Le réalisateur a réussi malgré tout à accoucher d'une vraie histoire: celle d'un couple de Hollywood qui part en fin de semaine d'amoureux à Las Vegas. Leur rutilante Bentley tombe en panne dans le désert. Ils trouvent refuge chez un jeune Indien veuf qui vit seul avec son chien au milieu d'un vaste territoire indien. Il commence par les accueillir puis les prend en otage, comme s'il voulait leur faire vivre ce que pendant trop longtemps les Blancs ont fait vivre aux Indiens.

Devenir un fantôme

River Phoenix est totalement convaincant dans ce rôle d'homme fou et blessé. Et quand, au moment de mourir il chuchote, «ça y est, je m'en vais», on ne peut pas s'empêcher d'y voir une douloureuse prémonition.

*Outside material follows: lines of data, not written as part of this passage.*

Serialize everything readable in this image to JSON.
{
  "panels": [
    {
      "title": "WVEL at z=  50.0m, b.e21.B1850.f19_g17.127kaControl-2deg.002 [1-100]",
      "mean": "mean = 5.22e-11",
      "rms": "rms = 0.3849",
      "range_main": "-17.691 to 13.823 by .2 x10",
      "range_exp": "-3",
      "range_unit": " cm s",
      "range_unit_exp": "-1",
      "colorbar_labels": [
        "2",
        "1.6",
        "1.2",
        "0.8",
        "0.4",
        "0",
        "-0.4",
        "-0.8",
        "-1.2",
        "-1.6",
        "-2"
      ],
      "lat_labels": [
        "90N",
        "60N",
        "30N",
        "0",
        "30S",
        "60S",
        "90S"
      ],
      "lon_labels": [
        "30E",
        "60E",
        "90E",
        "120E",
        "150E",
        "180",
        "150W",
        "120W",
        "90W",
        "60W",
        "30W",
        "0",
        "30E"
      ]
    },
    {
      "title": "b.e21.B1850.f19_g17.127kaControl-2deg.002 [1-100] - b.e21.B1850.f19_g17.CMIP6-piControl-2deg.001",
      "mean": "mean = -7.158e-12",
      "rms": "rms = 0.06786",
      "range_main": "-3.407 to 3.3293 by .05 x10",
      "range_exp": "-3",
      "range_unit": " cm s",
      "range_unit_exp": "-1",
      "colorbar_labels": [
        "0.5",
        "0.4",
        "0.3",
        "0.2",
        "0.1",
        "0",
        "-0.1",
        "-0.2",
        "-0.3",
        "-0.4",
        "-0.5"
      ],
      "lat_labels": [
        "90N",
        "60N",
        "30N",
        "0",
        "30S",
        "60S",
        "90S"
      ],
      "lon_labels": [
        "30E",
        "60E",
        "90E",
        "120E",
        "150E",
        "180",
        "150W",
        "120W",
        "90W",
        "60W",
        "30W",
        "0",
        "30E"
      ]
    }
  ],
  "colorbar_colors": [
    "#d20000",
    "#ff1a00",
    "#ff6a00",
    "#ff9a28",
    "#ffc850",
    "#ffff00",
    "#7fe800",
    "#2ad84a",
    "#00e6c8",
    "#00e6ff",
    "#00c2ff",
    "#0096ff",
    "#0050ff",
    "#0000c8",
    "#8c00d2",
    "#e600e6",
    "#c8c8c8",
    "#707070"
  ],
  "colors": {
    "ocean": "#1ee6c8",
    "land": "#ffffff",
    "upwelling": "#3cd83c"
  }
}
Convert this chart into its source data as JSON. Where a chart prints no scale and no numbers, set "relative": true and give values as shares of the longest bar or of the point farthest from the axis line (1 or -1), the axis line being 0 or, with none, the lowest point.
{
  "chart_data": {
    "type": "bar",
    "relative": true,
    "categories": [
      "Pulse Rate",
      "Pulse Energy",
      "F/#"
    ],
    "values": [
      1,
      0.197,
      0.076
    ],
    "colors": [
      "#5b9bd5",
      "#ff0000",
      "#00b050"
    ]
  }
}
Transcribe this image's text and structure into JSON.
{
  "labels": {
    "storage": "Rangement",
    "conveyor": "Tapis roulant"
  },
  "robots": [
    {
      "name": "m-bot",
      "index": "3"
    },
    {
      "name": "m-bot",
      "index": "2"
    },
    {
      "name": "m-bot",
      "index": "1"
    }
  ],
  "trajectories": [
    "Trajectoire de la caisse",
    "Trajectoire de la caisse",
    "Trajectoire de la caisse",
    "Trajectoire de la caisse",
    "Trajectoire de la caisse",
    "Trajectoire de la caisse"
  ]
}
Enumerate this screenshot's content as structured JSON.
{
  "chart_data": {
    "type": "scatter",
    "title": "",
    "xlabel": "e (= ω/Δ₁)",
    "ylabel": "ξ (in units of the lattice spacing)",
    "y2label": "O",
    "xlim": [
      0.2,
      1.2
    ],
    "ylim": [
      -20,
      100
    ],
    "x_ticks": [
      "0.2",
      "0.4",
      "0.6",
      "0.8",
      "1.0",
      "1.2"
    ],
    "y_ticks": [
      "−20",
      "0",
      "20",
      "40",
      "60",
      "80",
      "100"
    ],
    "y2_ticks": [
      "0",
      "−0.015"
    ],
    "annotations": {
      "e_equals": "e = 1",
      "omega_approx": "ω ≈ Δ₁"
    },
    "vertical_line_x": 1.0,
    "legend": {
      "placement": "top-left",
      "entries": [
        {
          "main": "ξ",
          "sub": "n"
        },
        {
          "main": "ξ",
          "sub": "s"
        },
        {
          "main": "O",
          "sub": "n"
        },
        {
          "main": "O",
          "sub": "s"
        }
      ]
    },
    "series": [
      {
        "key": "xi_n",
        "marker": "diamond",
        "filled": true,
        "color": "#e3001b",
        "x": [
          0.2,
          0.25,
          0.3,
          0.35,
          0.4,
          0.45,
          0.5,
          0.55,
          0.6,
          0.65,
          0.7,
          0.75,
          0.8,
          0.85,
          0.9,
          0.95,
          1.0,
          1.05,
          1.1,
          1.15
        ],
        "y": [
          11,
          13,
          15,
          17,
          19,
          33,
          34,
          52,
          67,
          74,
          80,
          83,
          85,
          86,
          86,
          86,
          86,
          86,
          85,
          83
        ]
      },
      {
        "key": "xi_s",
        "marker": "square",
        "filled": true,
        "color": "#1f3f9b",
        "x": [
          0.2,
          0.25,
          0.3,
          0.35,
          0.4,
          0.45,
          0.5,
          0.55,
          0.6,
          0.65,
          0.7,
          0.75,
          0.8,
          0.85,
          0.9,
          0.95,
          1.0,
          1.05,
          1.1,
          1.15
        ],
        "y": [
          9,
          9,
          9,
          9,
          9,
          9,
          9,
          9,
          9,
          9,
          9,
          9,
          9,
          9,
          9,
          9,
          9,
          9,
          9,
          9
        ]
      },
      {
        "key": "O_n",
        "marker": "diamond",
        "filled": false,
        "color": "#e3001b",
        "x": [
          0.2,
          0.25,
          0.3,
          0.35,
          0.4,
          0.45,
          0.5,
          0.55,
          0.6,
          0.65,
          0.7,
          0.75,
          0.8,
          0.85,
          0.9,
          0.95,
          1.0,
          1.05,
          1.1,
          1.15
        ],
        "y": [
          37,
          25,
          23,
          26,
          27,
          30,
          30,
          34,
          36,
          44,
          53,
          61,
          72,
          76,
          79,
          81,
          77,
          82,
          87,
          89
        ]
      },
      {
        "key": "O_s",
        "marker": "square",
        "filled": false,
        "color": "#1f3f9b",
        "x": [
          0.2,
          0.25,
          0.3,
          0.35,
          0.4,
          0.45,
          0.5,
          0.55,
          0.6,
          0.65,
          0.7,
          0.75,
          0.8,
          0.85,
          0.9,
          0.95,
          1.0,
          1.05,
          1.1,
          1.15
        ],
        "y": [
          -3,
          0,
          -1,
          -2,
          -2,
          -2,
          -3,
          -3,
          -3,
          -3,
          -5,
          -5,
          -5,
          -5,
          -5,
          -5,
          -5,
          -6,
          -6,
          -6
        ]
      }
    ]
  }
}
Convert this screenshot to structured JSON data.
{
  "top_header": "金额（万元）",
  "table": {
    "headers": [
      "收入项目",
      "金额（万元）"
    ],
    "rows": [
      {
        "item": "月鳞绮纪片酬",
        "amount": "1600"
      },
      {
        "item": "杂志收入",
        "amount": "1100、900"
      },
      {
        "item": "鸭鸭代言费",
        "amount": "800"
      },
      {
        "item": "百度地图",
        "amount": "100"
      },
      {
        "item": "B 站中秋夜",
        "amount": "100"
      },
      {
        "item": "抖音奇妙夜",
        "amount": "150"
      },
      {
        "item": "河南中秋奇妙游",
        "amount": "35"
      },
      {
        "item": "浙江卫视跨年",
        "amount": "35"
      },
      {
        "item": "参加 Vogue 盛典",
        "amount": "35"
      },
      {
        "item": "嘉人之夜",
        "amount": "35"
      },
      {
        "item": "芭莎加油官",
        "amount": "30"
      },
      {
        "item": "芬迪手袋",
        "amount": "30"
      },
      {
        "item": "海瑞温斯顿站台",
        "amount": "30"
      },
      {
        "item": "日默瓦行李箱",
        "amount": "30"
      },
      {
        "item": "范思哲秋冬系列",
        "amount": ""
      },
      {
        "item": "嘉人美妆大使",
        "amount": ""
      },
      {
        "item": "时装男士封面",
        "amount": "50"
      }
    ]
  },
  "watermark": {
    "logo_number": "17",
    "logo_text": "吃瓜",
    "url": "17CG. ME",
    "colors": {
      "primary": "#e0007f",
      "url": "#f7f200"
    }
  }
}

Edward Lachman, un grand directeur photo qui a travaillé avec Robert Altman, Sofia Coppola, Wim Wenders, Steven Soderberg, a tourné la dernière prise à jamais de River Phoenix.

«C'était une scène dans l'abri nucléaire avec Judy Davis, a-t-il raconté. Après les quatre prises, on a éteint les réflecteurs, mais la caméra a continué à tourner. Sur la pellicule, on voit la silhouette de River découpée par la lumière du jour. Il est debout, ne bouge pas et puis subitement s'approche de la caméra et bloque l'image avec son corps comme s'il venait de passer dans l'autre monde et de devenir un fantôme.»

Hier à Berlin, on n'a pas vu de fantôme. Seulement l'image magnétique d'un acteur mort trop jeune.

Serait-ce le Kazakhstan?

Cela fait un peu plus d'une semaine qu'on cherche un ours d'or parmi les 19 films de la compétition. On l'a peut-être trouvé hier et pas n'importe où: au Kazakhstan. Harmony Lessons, une fable sur l'intimidation réalisée par Emir Baigazin, un Jean-Claude Lauzon kazakh, pourrait très bien l'emporter. Si oui, vous l'aurez lu ici en premier.